Уж не знаю, как удается читающим эти страницы следить за ходом моих воспоминаний и раздумий. Мысли идут не по ровной дороге, а блуждают по сторонам. И иногда так далеко разбредаются, что и сам боюсь запутаться и не выйти на тропинку своего рассказа. А все оттого, что лишь встанет в памяти какое-нибудь давнее происшествие, чье-то позабытое лицо, сразу же вокруг них собираются и вспоминаются смежные с ними события или связанные с ними люди. А кроме того, и прежние и нынешние раздумья о них приходят на ум. И торопишься помянуть обо всем, что припомнилось. Все прошлое кажется теперь и интересным и значительным.
Вот и сейчас совсем позабыл я, что стою в коридоре «Ленфильма», что передо мною на стенах висят фотографии знаменитых когда-то кинолент. И опять вспоминаются мне годы молодости, поколения замечательных художников, годы возвышения и славы удивительного коллектива людей, возвеличивших эту студию, создавших целую эпоху в истории нашей кинематографии.
Отступил я на пару шагов от кадра превосходной картины Эрмлера «Обломок империи» — и передо мной фотография из фильма Герасимова «Семеро смелых». Выход ее на экран стал не просто очередной удачей киностудии — это было рождение нового творческого ансамбля, объединения единомышленников, выступивших в искусстве со своей программой, со своей манерой актерской игры.

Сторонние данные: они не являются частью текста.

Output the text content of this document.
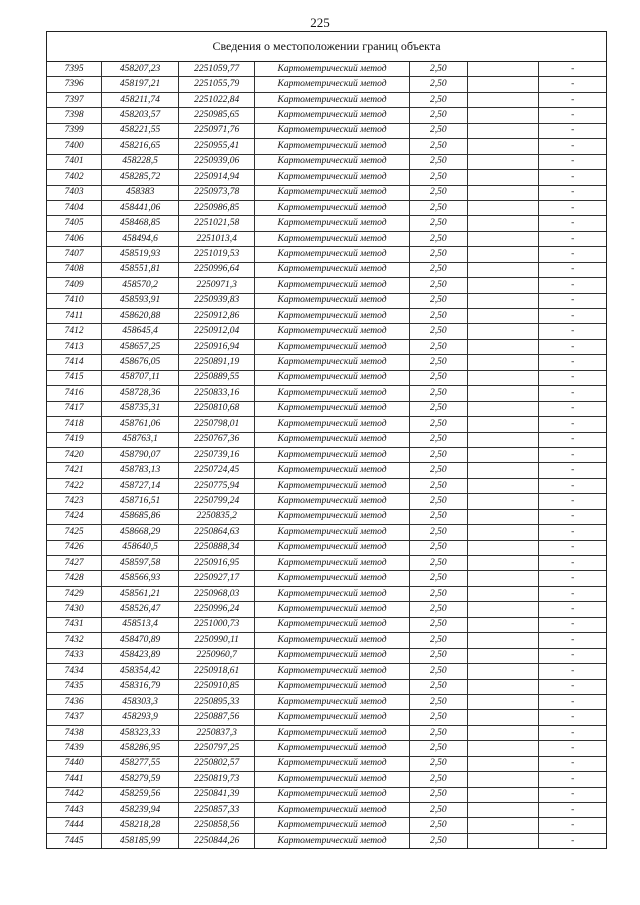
225
Сведения о местоположении границ объекта
7395	458207,23	2251059,77	Картометрический метод	2,50		-
7396	458197,21	2251055,79	Картометрический метод	2,50		-
7397	458211,74	2251022,84	Картометрический метод	2,50		-
7398	458203,57	2250985,65	Картометрический метод	2,50		-
7399	458221,55	2250971,76	Картометрический метод	2,50		-
7400	458216,65	2250955,41	Картометрический метод	2,50		-
7401	458228,5	2250939,06	Картометрический метод	2,50		-
7402	458285,72	2250914,94	Картометрический метод	2,50		-
7403	458383	2250973,78	Картометрический метод	2,50		-
7404	458441,06	2250986,85	Картометрический метод	2,50		-
7405	458468,85	2251021,58	Картометрический метод	2,50		-
7406	458494,6	2251013,4	Картометрический метод	2,50		-
7407	458519,93	2251019,53	Картометрический метод	2,50		-
7408	458551,81	2250996,64	Картометрический метод	2,50		-
7409	458570,2	2250971,3	Картометрический метод	2,50		-
7410	458593,91	2250939,83	Картометрический метод	2,50		-
7411	458620,88	2250912,86	Картометрический метод	2,50		-
7412	458645,4	2250912,04	Картометрический метод	2,50		-
7413	458657,25	2250916,94	Картометрический метод	2,50		-
7414	458676,05	2250891,19	Картометрический метод	2,50		-
7415	458707,11	2250889,55	Картометрический метод	2,50		-
7416	458728,36	2250833,16	Картометрический метод	2,50		-
7417	458735,31	2250810,68	Картометрический метод	2,50		-
7418	458761,06	2250798,01	Картометрический метод	2,50		-
7419	458763,1	2250767,36	Картометрический метод	2,50		-
7420	458790,07	2250739,16	Картометрический метод	2,50		-
7421	458783,13	2250724,45	Картометрический метод	2,50		-
7422	458727,14	2250775,94	Картометрический метод	2,50		-
7423	458716,51	2250799,24	Картометрический метод	2,50		-
7424	458685,86	2250835,2	Картометрический метод	2,50		-
7425	458668,29	2250864,63	Картометрический метод	2,50		-
7426	458640,5	2250888,34	Картометрический метод	2,50		-
7427	458597,58	2250916,95	Картометрический метод	2,50		-
7428	458566,93	2250927,17	Картометрический метод	2,50		-
7429	458561,21	2250968,03	Картометрический метод	2,50		-
7430	458526,47	2250996,24	Картометрический метод	2,50		-
7431	458513,4	2251000,73	Картометрический метод	2,50		-
7432	458470,89	2250990,11	Картометрический метод	2,50		-
7433	458423,89	2250960,7	Картометрический метод	2,50		-
7434	458354,42	2250918,61	Картометрический метод	2,50		-
7435	458316,79	2250910,85	Картометрический метод	2,50		-
7436	458303,3	2250895,33	Картометрический метод	2,50		-
7437	458293,9	2250887,56	Картометрический метод	2,50		-
7438	458323,33	2250837,3	Картометрический метод	2,50		-
7439	458286,95	2250797,25	Картометрический метод	2,50		-
7440	458277,55	2250802,57	Картометрический метод	2,50		-
7441	458279,59	2250819,73	Картометрический метод	2,50		-
7442	458259,56	2250841,39	Картометрический метод	2,50		-
7443	458239,94	2250857,33	Картометрический метод	2,50		-
7444	458218,28	2250858,56	Картометрический метод	2,50		-
7445	458185,99	2250844,26	Картометрический метод	2,50		-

Хотя именно игры-то актеров зрители здесь и не замечали. В фильме все было так жизненно, так правдиво, как будто бы аппарат случайно заглянул на зимовку семерки отважной молодежи и показал нам то, что ему удалось там подглядеть. А в то же время каждый персонаж картины был так ярок, так своеобразно представлен исполнителем, что зрительный зал чувствовал — перед ним не просто подобранные по типажу, по своим внешним данным люди, а даровитые художники, талантливо создающие образы своих современников.